Haciendo acopio de todo el valor que pudo reunir, Ravnya acarició por última vez la corteza del árbol y dio un paso al frente. Tras ese paso lleno de aprensión vino otro, seguido de otro más. Y con la guía de Dyreah, recorrieron los campos de cultivo hasta alcanzar los aledaños de la ciudad.

sep

Tras haber mantenido una ruta paralela al curso del río Araden, Dyreah tenía la certeza de saber adónde habían llegado. Además, conocía aquella maldita ciudad demasiado bien.

Estaban en Xolah.

Condujo a Ravnya a través de calles y callejuelas iluminadas por la tenue luz que procedía de los hogares sin permitir que ésta se distrajera y llamara la atención de los pocos viandantes que aún permanecían despiertos. Resultaba difícil, embozada como iba en la capa negra, pero menos que de haber lucido su antiguo vestuario.

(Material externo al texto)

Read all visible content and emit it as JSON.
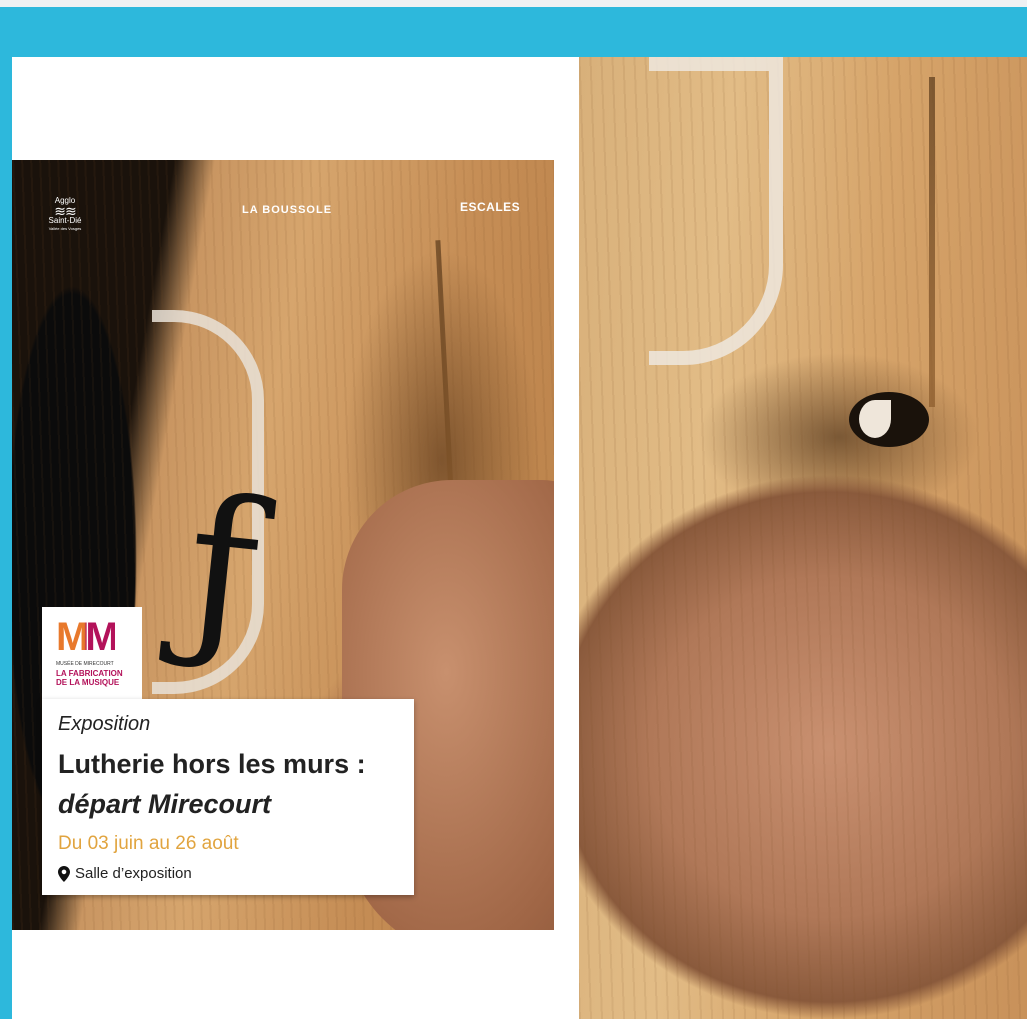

Por otro lado, buena parte de las miradas de soslayo también iban destinadas a la guerrera elfa que la escoltaba. La mestiza recreó en su mente la escena que estarían observando cuantos se cruzaban con ellas y se le ocurrió una idea. Tratarían de pasar desapercibidas, pero de encontrarse en una situación apurada, bien podría interpretar el papel de guardaespaldas de una enigmática hechicera. Ravnya sólo tendría que mantener su mutismo y no dar la cara. El resto sería cosa suya.

No obstante, prefería no verse obligada a echar mano de tan burdo engaño.

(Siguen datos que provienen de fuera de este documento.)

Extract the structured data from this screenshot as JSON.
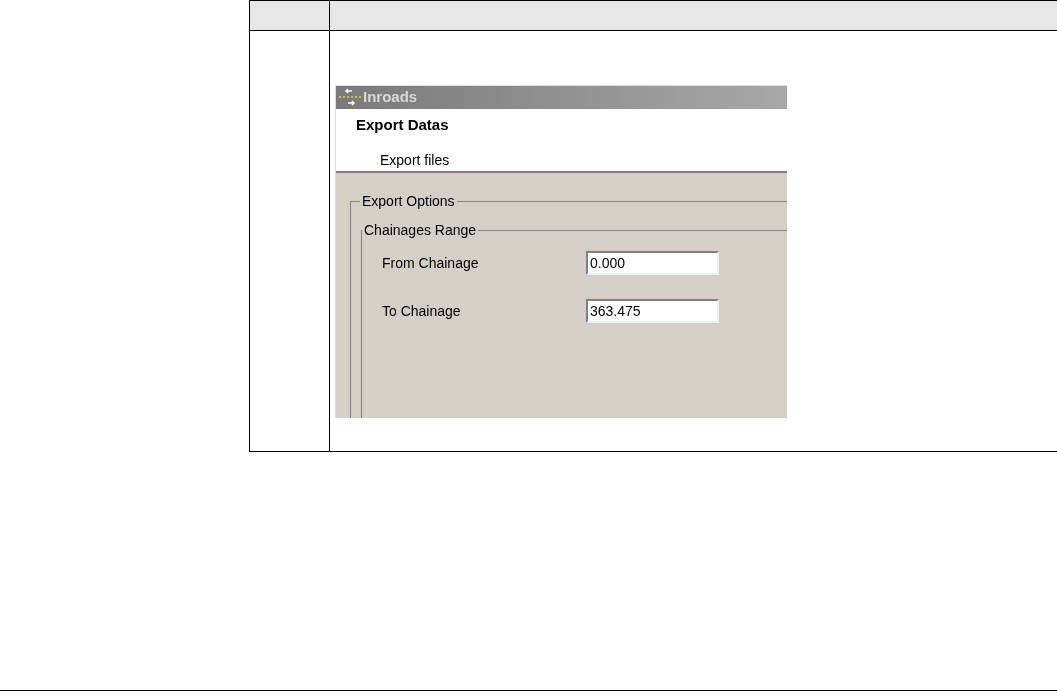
{
  "dialog": {
    "title": "Inroads",
    "heading": "Export Datas",
    "subheading": "Export files",
    "group": {
      "label": "Export Options",
      "subgroup": {
        "label": "Chainages Range",
        "fields": [
          {
            "label": "From Chainage",
            "value": "0.000"
          },
          {
            "label": "To Chainage",
            "value": "363.475"
          }
        ]
      }
    }
  }
}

Aprovechó la intimidad que le concedía un solitario callejón para desplegar su armadura mágica hasta su aspecto de cota de malla y dejó bien visible la espada a su cadera.

Doblaron una esquina que, como recordaba Dyreah, convergía cerca de una posada no demasiado desastrada. El Zorro Gris, se llamaba. Las había mejores y tenía dinero para pagar una habitación en cualquiera de ellas, pero su joven compañera se mostraba visiblemente nerviosa. Se asustaba por cada ruido que irrumpía a su alrededor y la semielfa temía que pudiese cometer un error arrastrada por la crispación. La fonda serviría para pasar la noche.

Abrió la puerta del establecimiento y llevó a Ravnya a su interior.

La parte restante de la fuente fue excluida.